Vincenzina Care, a 27-year-old artist from Toronto, Canada, has captivated people with her hyperrealistic dolls made from polymer clay. Her journey into doll-making began at the age of seven when her mother gifted her a doll, only for it to break later. To ease her heartbreak, Vincenzina decided to craft her own replacement, marking the start of her unique artistic pursuit.
These intricately detailed dolls, which often feature facial differences and health conditions, challenge the conventional representation of perfection in toys. Vincenzina meticulously sculpts each doll by hand, using photos of herself as a baby and images from friends and family as references. She either sells them as one-of-a-kind creations or produces them in vinyl for a wider audience.
The fabrication process varies, with miniature dolls taking just a few months to complete, while larger ones might span up to three years, depending on size and complexity.

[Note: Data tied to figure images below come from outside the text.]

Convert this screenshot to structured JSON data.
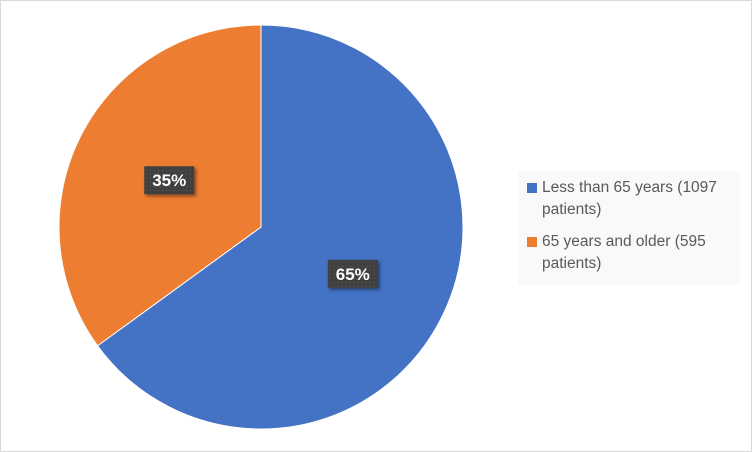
{
  "chart_data": {
    "type": "pie",
    "title": "",
    "categories": [
      "Less than 65 years (1097 patients)",
      "65 years and older (595 patients)"
    ],
    "values": [
      65,
      35
    ],
    "data_labels": [
      "65%",
      "35%"
    ],
    "colors": [
      "#4472c4",
      "#ed7d31"
    ],
    "start_angle": "top, clockwise",
    "legend_position": "right"
  }
}
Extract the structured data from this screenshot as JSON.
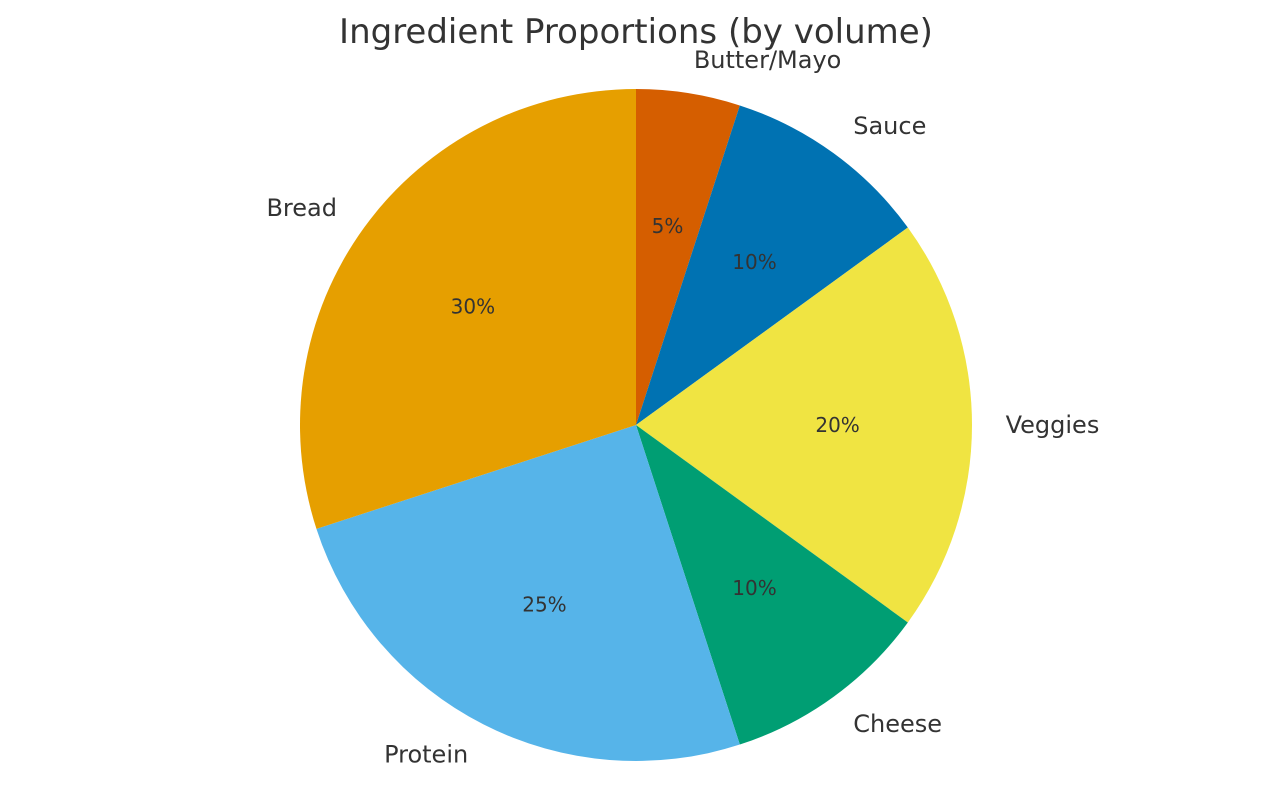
{
  "chart_data": {
    "type": "pie",
    "title": "Ingredient Proportions (by volume)",
    "categories": [
      "Butter/Mayo",
      "Sauce",
      "Veggies",
      "Cheese",
      "Protein",
      "Bread"
    ],
    "values": [
      5,
      10,
      20,
      10,
      25,
      30
    ],
    "value_labels": [
      "5%",
      "10%",
      "20%",
      "10%",
      "25%",
      "30%"
    ],
    "colors": [
      "#d55e00",
      "#0072b2",
      "#f0e442",
      "#009e73",
      "#56b4e9",
      "#e69f00"
    ],
    "start_angle": 90,
    "direction": "clockwise",
    "legend": "none (labels outside slices)"
  }
}
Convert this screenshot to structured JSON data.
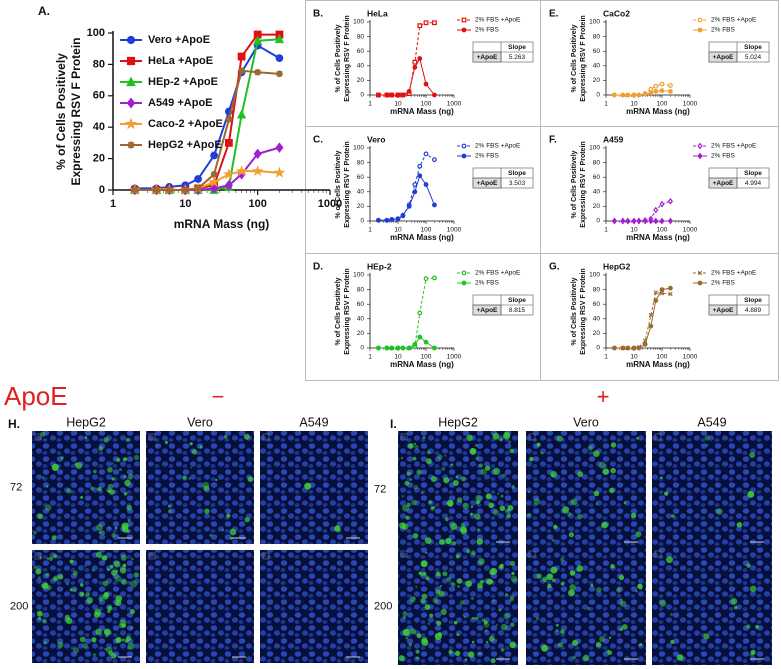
{
  "chart_data": [
    {
      "type": "line",
      "panel": "A.",
      "xlabel": "mRNA Mass (ng)",
      "ylabel": [
        "% of Cells Positively",
        "Expressing RSV F Protein"
      ],
      "xscale": "log",
      "x": [
        2,
        4,
        6,
        10,
        15,
        25,
        40,
        60,
        100,
        200
      ],
      "xlim": [
        1,
        1000
      ],
      "xticks": [
        1,
        10,
        100,
        1000
      ],
      "ylim": [
        0,
        100
      ],
      "yticks": [
        0,
        20,
        40,
        60,
        80,
        100
      ],
      "legend": "upper left",
      "series": [
        {
          "name": "Vero +ApoE",
          "color": "#1f3fd6",
          "marker": "circle",
          "values": [
            1,
            1,
            2,
            3,
            7,
            22,
            50,
            75,
            92,
            84
          ]
        },
        {
          "name": "HeLa +ApoE",
          "color": "#e01010",
          "marker": "square",
          "values": [
            0,
            0,
            0,
            0,
            1,
            3,
            30,
            85,
            99,
            99
          ]
        },
        {
          "name": "HEp-2 +ApoE",
          "color": "#22c022",
          "marker": "triangle",
          "values": [
            0,
            0,
            0,
            0,
            0,
            0,
            2,
            48,
            95,
            96
          ]
        },
        {
          "name": "A549 +ApoE",
          "color": "#a020d0",
          "marker": "diamond",
          "values": [
            0,
            0,
            0,
            0,
            0,
            1,
            3,
            10,
            23,
            27
          ]
        },
        {
          "name": "Caco-2 +ApoE",
          "color": "#f0a030",
          "marker": "star",
          "values": [
            0,
            0,
            0,
            0,
            1,
            5,
            10,
            12,
            12,
            11
          ]
        },
        {
          "name": "HepG2 +ApoE",
          "color": "#9a6a30",
          "marker": "asterisk",
          "values": [
            0,
            0,
            0,
            0,
            1,
            10,
            45,
            76,
            75,
            74
          ]
        }
      ]
    },
    {
      "type": "line",
      "panel": "B.",
      "title": "HeLa",
      "xlabel": "mRNA Mass (ng)",
      "ylabel": [
        "% of Cells Positively",
        "Expressing RSV F Protein"
      ],
      "xscale": "log",
      "x": [
        2,
        4,
        6,
        10,
        15,
        25,
        40,
        60,
        100,
        200
      ],
      "xlim": [
        1,
        1000
      ],
      "xticks": [
        1,
        10,
        100,
        1000
      ],
      "ylim": [
        0,
        100
      ],
      "yticks": [
        0,
        20,
        40,
        60,
        80,
        100
      ],
      "series": [
        {
          "name": "2% FBS +ApoE",
          "color": "#e01010",
          "marker": "square",
          "style": "dashed",
          "values": [
            0,
            0,
            0,
            0,
            0,
            2,
            45,
            95,
            99,
            99
          ]
        },
        {
          "name": "2% FBS",
          "color": "#e01010",
          "marker": "circle",
          "style": "solid",
          "values": [
            0,
            0,
            0,
            0,
            0,
            5,
            38,
            50,
            15,
            0
          ]
        }
      ],
      "slope_table": {
        "header": "Slope",
        "row": "+ApoE",
        "value": 5.263
      }
    },
    {
      "type": "line",
      "panel": "C.",
      "title": "Vero",
      "xlabel": "mRNA Mass (ng)",
      "ylabel": [
        "% of Cells Positively",
        "Expressing RSV F Protein"
      ],
      "xscale": "log",
      "x": [
        2,
        4,
        6,
        10,
        15,
        25,
        40,
        60,
        100,
        200
      ],
      "xlim": [
        1,
        1000
      ],
      "xticks": [
        1,
        10,
        100,
        1000
      ],
      "ylim": [
        0,
        100
      ],
      "yticks": [
        0,
        20,
        40,
        60,
        80,
        100
      ],
      "series": [
        {
          "name": "2% FBS +ApoE",
          "color": "#1f3fd6",
          "marker": "circle",
          "style": "dashed",
          "values": [
            1,
            1,
            2,
            3,
            7,
            22,
            50,
            75,
            92,
            84
          ]
        },
        {
          "name": "2% FBS",
          "color": "#1f3fd6",
          "marker": "circle",
          "style": "solid",
          "values": [
            1,
            1,
            2,
            3,
            8,
            20,
            40,
            62,
            50,
            22
          ]
        }
      ],
      "slope_table": {
        "header": "Slope",
        "row": "+ApoE",
        "value": 3.503
      }
    },
    {
      "type": "line",
      "panel": "D.",
      "title": "HEp-2",
      "xlabel": "mRNA Mass (ng)",
      "ylabel": [
        "% of Cells Positively",
        "Expressing RSV F Protein"
      ],
      "xscale": "log",
      "x": [
        2,
        4,
        6,
        10,
        15,
        25,
        40,
        60,
        100,
        200
      ],
      "xlim": [
        1,
        1000
      ],
      "xticks": [
        1,
        10,
        100,
        1000
      ],
      "ylim": [
        0,
        100
      ],
      "yticks": [
        0,
        20,
        40,
        60,
        80,
        100
      ],
      "series": [
        {
          "name": "2% FBS +ApoE",
          "color": "#22c022",
          "marker": "circle",
          "style": "dashed",
          "values": [
            0,
            0,
            0,
            0,
            0,
            0,
            2,
            48,
            95,
            96
          ]
        },
        {
          "name": "2% FBS",
          "color": "#22c022",
          "marker": "circle",
          "style": "solid",
          "values": [
            0,
            0,
            0,
            0,
            0,
            0,
            5,
            15,
            8,
            0
          ]
        }
      ],
      "slope_table": {
        "header": "Slope",
        "row": "+ApoE",
        "value": 8.815
      }
    },
    {
      "type": "line",
      "panel": "E.",
      "title": "CaCo2",
      "xlabel": "mRNA Mass (ng)",
      "ylabel": [
        "% of Cells Positively",
        "Expressing RSV F Protein"
      ],
      "xscale": "log",
      "x": [
        2,
        4,
        6,
        10,
        15,
        25,
        40,
        60,
        100,
        200
      ],
      "xlim": [
        1,
        1000
      ],
      "xticks": [
        1,
        10,
        100,
        1000
      ],
      "ylim": [
        0,
        100
      ],
      "yticks": [
        0,
        20,
        40,
        60,
        80,
        100
      ],
      "series": [
        {
          "name": "2% FBS +ApoE",
          "color": "#f0a030",
          "marker": "circle",
          "style": "dashed",
          "values": [
            0,
            0,
            0,
            0,
            0,
            2,
            8,
            12,
            15,
            13
          ]
        },
        {
          "name": "2% FBS",
          "color": "#f0a030",
          "marker": "circle",
          "style": "solid",
          "values": [
            0,
            0,
            0,
            0,
            0,
            1,
            3,
            5,
            6,
            5
          ]
        }
      ],
      "slope_table": {
        "header": "Slope",
        "row": "+ApoE",
        "value": 5.024
      }
    },
    {
      "type": "line",
      "panel": "F.",
      "title": "A459",
      "xlabel": "mRNA Mass (ng)",
      "ylabel": [
        "% of Cells Positively",
        "Expressing RSV F Protein"
      ],
      "xscale": "log",
      "x": [
        2,
        4,
        6,
        10,
        15,
        25,
        40,
        60,
        100,
        200
      ],
      "xlim": [
        1,
        1000
      ],
      "xticks": [
        1,
        10,
        100,
        1000
      ],
      "ylim": [
        0,
        100
      ],
      "yticks": [
        0,
        20,
        40,
        60,
        80,
        100
      ],
      "series": [
        {
          "name": "2% FBS +ApoE",
          "color": "#a020d0",
          "marker": "diamond",
          "style": "dashed",
          "values": [
            0,
            0,
            0,
            0,
            0,
            1,
            3,
            15,
            23,
            27
          ]
        },
        {
          "name": "2% FBS",
          "color": "#a020d0",
          "marker": "diamond",
          "style": "solid",
          "values": [
            0,
            0,
            0,
            0,
            0,
            0,
            0,
            0,
            0,
            0
          ]
        }
      ],
      "slope_table": {
        "header": "Slope",
        "row": "+ApoE",
        "value": 4.994
      }
    },
    {
      "type": "line",
      "panel": "G.",
      "title": "HepG2",
      "xlabel": "mRNA Mass (ng)",
      "ylabel": [
        "% of Cells Positively",
        "Expressing RSV F Protein"
      ],
      "xscale": "log",
      "x": [
        2,
        4,
        6,
        10,
        15,
        25,
        40,
        60,
        100,
        200
      ],
      "xlim": [
        1,
        1000
      ],
      "xticks": [
        1,
        10,
        100,
        1000
      ],
      "ylim": [
        0,
        100
      ],
      "yticks": [
        0,
        20,
        40,
        60,
        80,
        100
      ],
      "series": [
        {
          "name": "2% FBS +ApoE",
          "color": "#9a6a30",
          "marker": "x",
          "style": "dashed",
          "values": [
            0,
            0,
            0,
            0,
            1,
            10,
            45,
            76,
            75,
            74
          ]
        },
        {
          "name": "2% FBS",
          "color": "#9a6a30",
          "marker": "circle",
          "style": "solid",
          "values": [
            0,
            0,
            0,
            0,
            0,
            5,
            30,
            65,
            80,
            82
          ]
        }
      ],
      "slope_table": {
        "header": "Slope",
        "row": "+ApoE",
        "value": 4.889
      }
    }
  ],
  "micrographs": {
    "label": "ApoE",
    "groups": [
      {
        "panel": "H.",
        "sign": "−",
        "columns": [
          "HepG2",
          "Vero",
          "A549"
        ],
        "rows": [
          "72",
          "200"
        ]
      },
      {
        "panel": "I.",
        "sign": "+",
        "columns": [
          "HepG2",
          "Vero",
          "A549"
        ],
        "rows": [
          "72",
          "200"
        ]
      }
    ]
  }
}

Vincenzina’s goal is to represent diverse health conditions, including Down’s syndrome, dwarfism, and cranio-facial duplication, shedding light on conditions often overlooked or stigmatized.
“I love showing expressions that people can relate to in dolls with different conditions and putting the personality back into the reality of all conditions that are usually dehumanized because they are different,” says Vincenzina.
During the pandemic, Vincenzina lost her job but transformed her craft into a full-time career. She also works part-time in administration and teaches art to children. The doll-making process, described as “extremely relaxing” and “therapeutic,” has become a means of expressing her creativity.
Vincenzina showcases her dolls on TikTok, where one post featuring a doll with cranio-facial duplication garnered over 106 million views. Despite her explanations that these are dolls, some viewers still believe they are real babies. While most comments are positive, Vincenzina acknowledges that changing societal perceptions of differences can be challenging.
Her family and friends are supportive, with her mother contributing by knitting and crocheting outfits for the dolls, and her father helping create props to display them. Through her art, Vincenzina aims to celebrate the uniqueness of every life and challenge preconceived notions surrounding health conditions.